It's the same lens as the 55mm/f3.5 Distagon they made for the 645AF...
But with a larger aperture since 35mm sensors only use the centre of the lens so won't bring up issues of CA, vignetting and softness towards the edges at full aperture
Yowza! I'm surprised to see this "35mm sensors only use the centre of the lens" myth coming from you, Yair.
This is a common misconception. The sensor uses the entire lens
. It only uses the center of the image circle
If I may reproduce something I wrote previously on another forum:
Light rays arrive at the central region of the image circle (the area captured on a smaller format sensor) from nearly all parts (zones) of the glass, especially the front elements, and especially at longer than "normal" focal lengths. So using a smaller sensor is not like cutting cylinders through the lens elements, throwing away the outer perimeter (annulus) of all the glass, and just using "the center of the lens". In fact, the full diameter of the entrance pupil of the lens is always employed, regardless of how tight a sensor crop you take, because the entrance pupil diameter D defines the focal ratio f in conjunction with the focal length F (f = F/D). Since cropping doesn't change focal length, and doesn't change the image brightness, it cannot change the entrance pupil size either.

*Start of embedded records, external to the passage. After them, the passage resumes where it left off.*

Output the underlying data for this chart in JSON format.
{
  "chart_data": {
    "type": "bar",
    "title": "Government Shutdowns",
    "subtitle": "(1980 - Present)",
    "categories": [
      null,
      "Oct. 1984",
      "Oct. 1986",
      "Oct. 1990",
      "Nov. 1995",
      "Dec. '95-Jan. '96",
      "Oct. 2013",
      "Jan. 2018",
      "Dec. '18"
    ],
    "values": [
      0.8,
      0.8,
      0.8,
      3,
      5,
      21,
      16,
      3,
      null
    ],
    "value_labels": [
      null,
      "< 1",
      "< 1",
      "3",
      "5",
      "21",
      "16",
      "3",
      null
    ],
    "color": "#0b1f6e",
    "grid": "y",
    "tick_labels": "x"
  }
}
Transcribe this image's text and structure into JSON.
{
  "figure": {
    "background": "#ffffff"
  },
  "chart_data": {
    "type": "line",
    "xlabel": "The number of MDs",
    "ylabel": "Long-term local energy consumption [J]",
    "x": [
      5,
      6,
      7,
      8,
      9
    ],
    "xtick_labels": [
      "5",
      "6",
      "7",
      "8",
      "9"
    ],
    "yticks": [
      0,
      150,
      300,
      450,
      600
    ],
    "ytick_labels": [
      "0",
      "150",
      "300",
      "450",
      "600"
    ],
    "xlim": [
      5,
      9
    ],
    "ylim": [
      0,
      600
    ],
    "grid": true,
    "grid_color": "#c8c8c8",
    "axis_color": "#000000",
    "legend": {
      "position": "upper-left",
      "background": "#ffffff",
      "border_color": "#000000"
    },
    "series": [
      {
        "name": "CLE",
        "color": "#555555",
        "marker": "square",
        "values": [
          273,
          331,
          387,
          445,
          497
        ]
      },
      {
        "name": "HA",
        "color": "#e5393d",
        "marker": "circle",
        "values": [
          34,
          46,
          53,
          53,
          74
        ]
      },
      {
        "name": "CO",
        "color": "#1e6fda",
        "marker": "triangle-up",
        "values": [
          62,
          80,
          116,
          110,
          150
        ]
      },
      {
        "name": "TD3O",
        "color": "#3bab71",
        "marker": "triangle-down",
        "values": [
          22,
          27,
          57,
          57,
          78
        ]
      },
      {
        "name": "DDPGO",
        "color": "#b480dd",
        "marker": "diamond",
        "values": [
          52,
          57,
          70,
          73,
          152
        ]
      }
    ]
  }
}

Or look at it this way. When you stop down the aperture of a lens, you are indeed using only the central zones of the lens. This is the reason why stopping down reduces zone-dependent abberations like spherical and longitudinal chromatic. But does stopping down come with a shrinking of the image circle - do the corners go black? No; on the contrary, corner falloff tends to improve with stopping down. This proves 2 things:
(1) The "center of the lens" doesn't just send light to the center of the image (aka the cropped sensor area); it sends light to the full image circle.
(2) The outer zones of the lens send more light to the center of the image than to the edges. Stopping down is reducing the amount of light; you cannot make something brighter by taking light away; so if the corners now seem brighter with respect to the center, it's because it is the centre which has been worst hit by the loss of the light from the outer zones. A cropped sensor will therefore "see" those outer zones at wide apertures, just like the non-cropped sensor does.
These outer zones aren't there to illuminate the outer zones of the image; they are there to improve the wide-open f-ratio mainly at the center of the image circle.
Unless the original design was already capable (mechanically & optically) of going to f1.2 but was physically limited to f3.5 due to vignetting/ CA/ soft edges...which won't be so much of a problem with the 35mm chips...
Why on earth would someone make an f1.2/f1.4 medium format lens with huge expensive elements, which (aberrations or not) would be in a sensational class of its own, and then cripple it by 2.5 stops, actually making it half a stop slower
than its competitors (cf. 55mm f2.8 lenses for Mamiya and Pentax)? Sorry, that doesn't get past Occam's Razor.
The 45mm, for example, was an f2.8 lens and it used the same basic barrel as the 55mm/f3.5...
Divide 55 by 3.5, and 45 by 2.8. You get essentially the same answer: the entrance pupils are 15.7 mm and 16.1 mm respectively.